Human epidermal growth factor receptor-2-positive breast cancer: does estrogen receptor status define two distinct subtypes?

Abstract

Background: Human epidermal growth factor receptor-2 (HER2) overexpression occurs in ∼20% of breast cancers and has historically been associated with decreased survival. Despite substantial improvements in clinical outcomes, particularly with the emergence of HER2-targeted therapy, a substantial minority of patients still relapses, and progression is inevitable in metastatic disease. Accumulating data indicate that HER2-positive disease is itself a heterogeneous entity.

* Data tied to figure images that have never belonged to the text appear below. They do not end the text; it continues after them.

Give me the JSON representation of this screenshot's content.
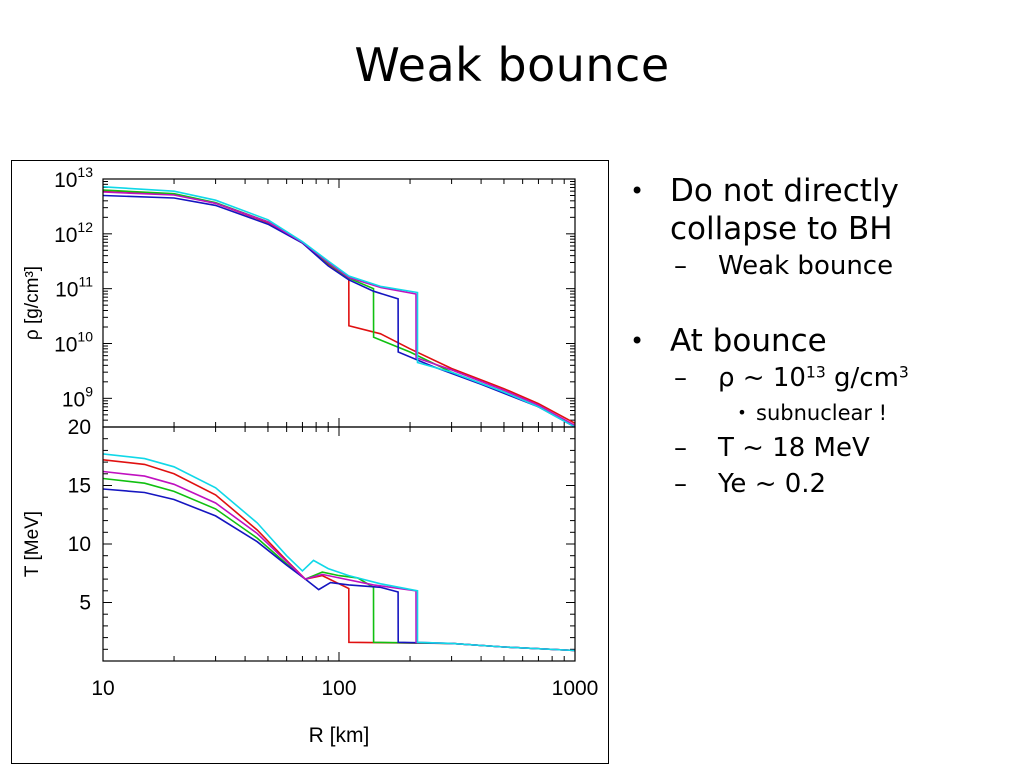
{
  "slide": {
    "title": "Weak bounce",
    "bullets": [
      {
        "text_lines": [
          "Do not directly",
          "collapse to BH"
        ],
        "sub": [
          "Weak bounce"
        ]
      },
      {
        "text_lines": [
          "At bounce"
        ]
      }
    ],
    "rho_base": "ρ ~ 10",
    "rho_exp": "13",
    "rho_unit": " g/cm",
    "rho_unit_exp": "3",
    "subnuclear": "subnuclear !",
    "temp": "T  ~  18 MeV",
    "ye": "Ye ~ 0.2",
    "bullet_glyph": "•",
    "dash_glyph": "–"
  },
  "chart_data": {
    "type": "line",
    "xscale": "log",
    "xlabel": "R [km]",
    "xlim": [
      10,
      1000
    ],
    "xticks": [
      "10",
      "100",
      "1000"
    ],
    "series_colors": [
      "#e01010",
      "#10c010",
      "#1515c0",
      "#c010c0",
      "#10d8e8"
    ],
    "panels": [
      {
        "ylabel": "ρ [g/cm³]",
        "yscale": "log",
        "ylim": [
          300000000.0,
          10000000000000.0
        ],
        "yticks": [
          {
            "base": "10",
            "exp": "13",
            "value": 10000000000000.0
          },
          {
            "base": "10",
            "exp": "12",
            "value": 1000000000000.0
          },
          {
            "base": "10",
            "exp": "11",
            "value": 100000000000.0
          },
          {
            "base": "10",
            "exp": "10",
            "value": 10000000000.0
          },
          {
            "base": "10",
            "exp": "9",
            "value": 1000000000.0
          }
        ],
        "series": [
          {
            "color": "#e01010",
            "shock_r": 110,
            "points": [
              [
                10,
                6200000000000.0
              ],
              [
                20,
                5300000000000.0
              ],
              [
                30,
                3600000000000.0
              ],
              [
                50,
                1600000000000.0
              ],
              [
                70,
                700000000000.0
              ],
              [
                90,
                280000000000.0
              ],
              [
                110,
                150000000000.0
              ],
              [
                110.1,
                21000000000.0
              ],
              [
                150,
                15000000000.0
              ],
              [
                200,
                8000000000.0
              ],
              [
                300,
                3500000000.0
              ],
              [
                500,
                1500000000.0
              ],
              [
                700,
                800000000.0
              ],
              [
                1000,
                350000000.0
              ]
            ]
          },
          {
            "color": "#10c010",
            "shock_r": 140,
            "points": [
              [
                10,
                6300000000000.0
              ],
              [
                20,
                5400000000000.0
              ],
              [
                30,
                3700000000000.0
              ],
              [
                50,
                1650000000000.0
              ],
              [
                70,
                700000000000.0
              ],
              [
                90,
                290000000000.0
              ],
              [
                110,
                155000000000.0
              ],
              [
                140,
                100000000000.0
              ],
              [
                140.1,
                13000000000.0
              ],
              [
                200,
                7000000000.0
              ],
              [
                300,
                3000000000.0
              ],
              [
                500,
                1300000000.0
              ],
              [
                700,
                700000000.0
              ],
              [
                1000,
                320000000.0
              ]
            ]
          },
          {
            "color": "#1515c0",
            "shock_r": 178,
            "points": [
              [
                10,
                5000000000000.0
              ],
              [
                20,
                4500000000000.0
              ],
              [
                30,
                3300000000000.0
              ],
              [
                50,
                1500000000000.0
              ],
              [
                70,
                680000000000.0
              ],
              [
                90,
                260000000000.0
              ],
              [
                110,
                145000000000.0
              ],
              [
                140,
                90000000000.0
              ],
              [
                178,
                65000000000.0
              ],
              [
                178.1,
                7000000000.0
              ],
              [
                250,
                3800000000.0
              ],
              [
                400,
                1800000000.0
              ],
              [
                700,
                700000000.0
              ],
              [
                1000,
                300000000.0
              ]
            ]
          },
          {
            "color": "#c010c0",
            "shock_r": 212,
            "points": [
              [
                10,
                5800000000000.0
              ],
              [
                20,
                5100000000000.0
              ],
              [
                30,
                3600000000000.0
              ],
              [
                50,
                1650000000000.0
              ],
              [
                70,
                700000000000.0
              ],
              [
                90,
                300000000000.0
              ],
              [
                110,
                160000000000.0
              ],
              [
                150,
                105000000000.0
              ],
              [
                212,
                80000000000.0
              ],
              [
                212.1,
                5500000000.0
              ],
              [
                300,
                3300000000.0
              ],
              [
                500,
                1400000000.0
              ],
              [
                700,
                750000000.0
              ],
              [
                1000,
                320000000.0
              ]
            ]
          },
          {
            "color": "#10d8e8",
            "shock_r": 215,
            "points": [
              [
                10,
                7200000000000.0
              ],
              [
                20,
                6000000000000.0
              ],
              [
                30,
                4100000000000.0
              ],
              [
                50,
                1800000000000.0
              ],
              [
                70,
                720000000000.0
              ],
              [
                90,
                320000000000.0
              ],
              [
                110,
                170000000000.0
              ],
              [
                150,
                110000000000.0
              ],
              [
                215,
                85000000000.0
              ],
              [
                215.1,
                4500000000.0
              ],
              [
                300,
                3000000000.0
              ],
              [
                500,
                1300000000.0
              ],
              [
                700,
                700000000.0
              ],
              [
                1000,
                300000000.0
              ]
            ]
          }
        ]
      },
      {
        "ylabel": "T [MeV]",
        "yscale": "linear",
        "ylim": [
          0,
          20
        ],
        "yticks": [
          {
            "label": "20",
            "value": 20
          },
          {
            "label": "15",
            "value": 15
          },
          {
            "label": "10",
            "value": 10
          },
          {
            "label": "5",
            "value": 5
          }
        ],
        "series": [
          {
            "color": "#e01010",
            "shock_r": 110,
            "points": [
              [
                10,
                17.2
              ],
              [
                15,
                16.8
              ],
              [
                20,
                16
              ],
              [
                30,
                14.2
              ],
              [
                45,
                11.2
              ],
              [
                60,
                8.6
              ],
              [
                72,
                7.0
              ],
              [
                85,
                7.3
              ],
              [
                100,
                6.6
              ],
              [
                110,
                6.2
              ],
              [
                110.1,
                1.6
              ],
              [
                300,
                1.5
              ],
              [
                500,
                1.2
              ],
              [
                1000,
                0.9
              ]
            ]
          },
          {
            "color": "#10c010",
            "shock_r": 140,
            "points": [
              [
                10,
                15.6
              ],
              [
                15,
                15.2
              ],
              [
                20,
                14.5
              ],
              [
                30,
                13
              ],
              [
                45,
                10.5
              ],
              [
                60,
                8.3
              ],
              [
                72,
                7.0
              ],
              [
                85,
                7.6
              ],
              [
                100,
                7.3
              ],
              [
                120,
                7.1
              ],
              [
                140,
                6.3
              ],
              [
                140.1,
                1.6
              ],
              [
                300,
                1.5
              ],
              [
                500,
                1.2
              ],
              [
                1000,
                0.9
              ]
            ]
          },
          {
            "color": "#1515c0",
            "shock_r": 178,
            "points": [
              [
                10,
                14.7
              ],
              [
                15,
                14.4
              ],
              [
                20,
                13.8
              ],
              [
                30,
                12.4
              ],
              [
                45,
                10.2
              ],
              [
                60,
                8.2
              ],
              [
                72,
                7.0
              ],
              [
                82,
                6.1
              ],
              [
                92,
                6.7
              ],
              [
                110,
                6.5
              ],
              [
                150,
                6.3
              ],
              [
                178,
                5.9
              ],
              [
                178.1,
                1.6
              ],
              [
                300,
                1.5
              ],
              [
                500,
                1.2
              ],
              [
                1000,
                0.9
              ]
            ]
          },
          {
            "color": "#c010c0",
            "shock_r": 212,
            "points": [
              [
                10,
                16.2
              ],
              [
                15,
                15.8
              ],
              [
                20,
                15.1
              ],
              [
                30,
                13.5
              ],
              [
                45,
                10.9
              ],
              [
                60,
                8.5
              ],
              [
                72,
                7.0
              ],
              [
                85,
                7.4
              ],
              [
                100,
                7.1
              ],
              [
                140,
                6.5
              ],
              [
                212,
                6.0
              ],
              [
                212.1,
                1.6
              ],
              [
                300,
                1.5
              ],
              [
                500,
                1.2
              ],
              [
                1000,
                0.9
              ]
            ]
          },
          {
            "color": "#10d8e8",
            "shock_r": 215,
            "points": [
              [
                10,
                17.7
              ],
              [
                15,
                17.3
              ],
              [
                20,
                16.6
              ],
              [
                30,
                14.8
              ],
              [
                45,
                11.8
              ],
              [
                60,
                9.0
              ],
              [
                70,
                7.7
              ],
              [
                78,
                8.6
              ],
              [
                90,
                7.9
              ],
              [
                110,
                7.3
              ],
              [
                150,
                6.6
              ],
              [
                215,
                6.0
              ],
              [
                215.1,
                1.6
              ],
              [
                300,
                1.5
              ],
              [
                500,
                1.2
              ],
              [
                1000,
                0.9
              ]
            ]
          }
        ]
      }
    ]
  }
}
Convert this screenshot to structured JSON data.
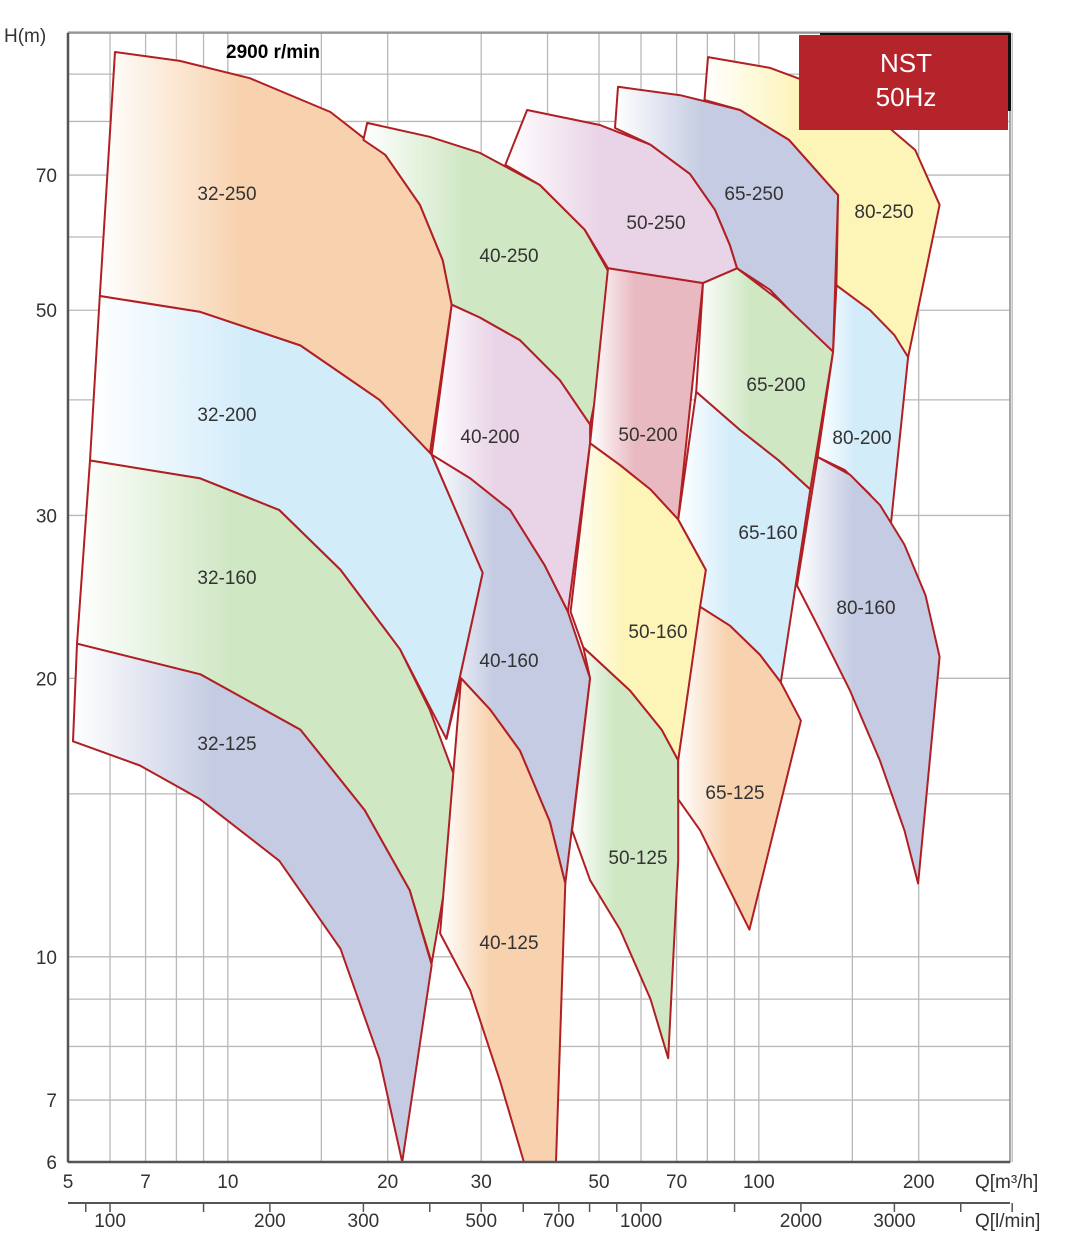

Methods and results: In this article, we qualitatively review the data supporting the classification of HER2-positive disease as at least two separate entities, distinguished by estrogen receptor (ER) status. We summarize differences in clinical outcomes, including response to neoadjuvant therapy, timing and patterns of dissemination, efficacy of therapy in the metastatic setting and survival outcomes.

Conclusions: The collective data are sufficiently strong at this point to propose that ER status defines two distinct subtypes within HER2-positive breast cancer, and we highlight the implications of this knowledge in future research, including understanding of the basic biology of HER2-positive breast cancer and the design of future clinical trials.

Figure 1

Hierarchical clustering of invasive breast cancers. Clustering orders the cancers according to the greatest similarity of gene expression. The top color bar indicates the immunohistochemistry results, ‘blue’ is positive, ‘green’ is negative and ‘light blue’ is low positive. In the figure below, each column represents a different tumor sample and each row represents a different gene. The expression scale is relative. The degree of expression is normalized to the mean, ‘white’ represents mean, overexpression is represented by ‘red’, and underexpression is represented by ‘blue’ (courtesy of Andrea Richardson) [91].